A fresh look at the mass removal and incarceration of Japanese Americans during World War II.
In his first book, journalist Pearson immediately rejects the bloodless language that calls the imprisonment of American citizens “internment” and “relocation.” It was incarceration—“an imperfect solution, implying that those imprisoned had committed crimes”—in places that should properly be called concentration camps. Those jailed were ordinary citizens, many of whose ancestors were recruited as agricultural labor and whose young were so thoroughly Americanized that they played league sports on multiracial teams. At the Bay Area’s Mountain View Union High School, writes the author, “in class pictures, Yoshinagas and Yamijis and Okamotos stood next to Gruenebaums and Popoviches and Mendozas.” Some players, such as Babe Nomura of star-studded Hollywood High School, would surely have gone on to college scholarships and even professional careers had they not been swept up, following Franklin Roosevelt’s Executive Order 9066, in the mass imprisonment of Japanese Americans in such inhospitable places as Wyoming’s Heart Mountain.
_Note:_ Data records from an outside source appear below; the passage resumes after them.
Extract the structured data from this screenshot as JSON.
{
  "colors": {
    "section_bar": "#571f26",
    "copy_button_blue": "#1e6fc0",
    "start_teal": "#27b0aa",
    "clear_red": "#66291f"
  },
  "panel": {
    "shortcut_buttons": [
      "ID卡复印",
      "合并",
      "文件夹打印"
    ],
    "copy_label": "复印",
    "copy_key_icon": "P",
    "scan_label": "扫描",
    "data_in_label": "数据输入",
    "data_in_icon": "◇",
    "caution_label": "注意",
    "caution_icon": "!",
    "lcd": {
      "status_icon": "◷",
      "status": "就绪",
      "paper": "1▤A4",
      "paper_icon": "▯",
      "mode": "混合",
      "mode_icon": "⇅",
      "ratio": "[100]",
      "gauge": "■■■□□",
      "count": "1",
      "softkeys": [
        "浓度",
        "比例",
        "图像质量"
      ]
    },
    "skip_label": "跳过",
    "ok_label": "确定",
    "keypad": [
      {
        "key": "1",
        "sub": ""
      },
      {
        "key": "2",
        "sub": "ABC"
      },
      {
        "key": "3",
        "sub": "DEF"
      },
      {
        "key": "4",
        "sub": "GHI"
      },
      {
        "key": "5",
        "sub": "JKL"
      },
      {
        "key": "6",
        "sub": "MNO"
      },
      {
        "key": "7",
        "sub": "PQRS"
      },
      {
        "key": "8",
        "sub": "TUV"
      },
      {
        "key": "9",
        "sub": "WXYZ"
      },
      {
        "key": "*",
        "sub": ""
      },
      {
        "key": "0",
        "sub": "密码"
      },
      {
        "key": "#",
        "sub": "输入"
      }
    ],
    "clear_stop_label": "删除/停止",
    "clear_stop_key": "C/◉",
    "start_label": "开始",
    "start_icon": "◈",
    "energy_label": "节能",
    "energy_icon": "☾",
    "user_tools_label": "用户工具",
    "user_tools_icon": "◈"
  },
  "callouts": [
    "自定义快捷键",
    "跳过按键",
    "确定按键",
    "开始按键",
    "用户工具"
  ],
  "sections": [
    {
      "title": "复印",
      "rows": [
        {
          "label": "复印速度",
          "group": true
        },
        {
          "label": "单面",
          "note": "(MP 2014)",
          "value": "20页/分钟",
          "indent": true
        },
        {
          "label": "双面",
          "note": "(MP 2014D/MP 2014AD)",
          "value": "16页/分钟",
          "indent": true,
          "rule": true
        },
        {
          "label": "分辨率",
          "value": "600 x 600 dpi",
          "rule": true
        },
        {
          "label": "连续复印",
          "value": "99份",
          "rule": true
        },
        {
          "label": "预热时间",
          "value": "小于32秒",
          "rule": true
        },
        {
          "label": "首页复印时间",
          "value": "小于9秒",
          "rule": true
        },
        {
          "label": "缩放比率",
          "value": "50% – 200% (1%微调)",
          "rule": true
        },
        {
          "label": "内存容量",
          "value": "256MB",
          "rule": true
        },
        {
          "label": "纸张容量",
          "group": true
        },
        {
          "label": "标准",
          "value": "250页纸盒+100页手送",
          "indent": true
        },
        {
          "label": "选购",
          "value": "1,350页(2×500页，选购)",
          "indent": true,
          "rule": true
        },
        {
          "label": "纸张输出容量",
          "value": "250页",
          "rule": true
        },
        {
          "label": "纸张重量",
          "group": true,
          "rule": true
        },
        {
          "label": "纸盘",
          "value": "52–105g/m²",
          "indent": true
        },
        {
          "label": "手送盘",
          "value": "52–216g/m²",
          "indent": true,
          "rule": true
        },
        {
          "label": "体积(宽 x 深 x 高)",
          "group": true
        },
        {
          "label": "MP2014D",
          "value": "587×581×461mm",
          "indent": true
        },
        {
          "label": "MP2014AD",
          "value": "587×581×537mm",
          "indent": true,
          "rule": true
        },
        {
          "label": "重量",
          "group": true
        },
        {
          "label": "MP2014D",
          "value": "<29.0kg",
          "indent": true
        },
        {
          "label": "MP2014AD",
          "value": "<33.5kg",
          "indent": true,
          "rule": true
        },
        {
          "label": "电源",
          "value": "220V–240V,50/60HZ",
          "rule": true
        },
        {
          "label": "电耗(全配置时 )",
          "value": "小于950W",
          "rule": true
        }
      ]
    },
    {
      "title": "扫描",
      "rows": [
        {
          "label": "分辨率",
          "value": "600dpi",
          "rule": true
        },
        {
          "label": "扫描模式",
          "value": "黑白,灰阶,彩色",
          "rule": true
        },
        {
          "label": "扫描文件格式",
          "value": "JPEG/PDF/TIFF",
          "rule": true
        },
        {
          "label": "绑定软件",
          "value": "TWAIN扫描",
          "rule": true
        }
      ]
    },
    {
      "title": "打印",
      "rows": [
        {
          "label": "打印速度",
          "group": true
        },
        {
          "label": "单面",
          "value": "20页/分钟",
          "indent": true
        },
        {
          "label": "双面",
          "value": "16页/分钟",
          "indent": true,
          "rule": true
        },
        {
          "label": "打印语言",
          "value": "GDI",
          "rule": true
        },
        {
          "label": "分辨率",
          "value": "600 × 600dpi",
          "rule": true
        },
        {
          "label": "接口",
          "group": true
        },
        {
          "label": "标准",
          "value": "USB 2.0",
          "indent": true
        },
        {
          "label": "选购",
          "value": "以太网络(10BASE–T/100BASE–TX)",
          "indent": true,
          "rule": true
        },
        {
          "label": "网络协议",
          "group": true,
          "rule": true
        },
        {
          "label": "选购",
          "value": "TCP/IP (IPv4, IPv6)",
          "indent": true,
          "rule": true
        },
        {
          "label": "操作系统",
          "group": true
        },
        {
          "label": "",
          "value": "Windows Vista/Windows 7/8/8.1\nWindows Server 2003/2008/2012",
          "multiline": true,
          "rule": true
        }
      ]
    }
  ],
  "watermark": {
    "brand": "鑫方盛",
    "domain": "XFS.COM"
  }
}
Japanese athletes regrouped there, playing sports among themselves and then, thanks to some surprisingly sympathetic locals, against other schools on the statewide athletic circuit. Admittedly irregular—some of the players were well beyond school age, Pearson writes—the young men did their best at basketball, baseball, and football. When the military came calling, looking for recruits even among the imprisoned, many refused, going on to twofold imprisonment as draft resisters. Pearson’s narrative goes on a touch too long, but his play-by-plays read compellingly like contemporary radio scripts: “As the third quarter kicked off, Kaza Marumoto found a pinch of that luck, landing on top of a Bulldog fumble on the Eagle 36. Mas Yoshiyama dropped Don Ash for an 11-yard gain, Bill ran for a short gain of 3, and Mas galloped for another 9.” But sports take second place to social justice, and this book serves that cause well.
A deep-reaching chronicle of a shameful episode in American history.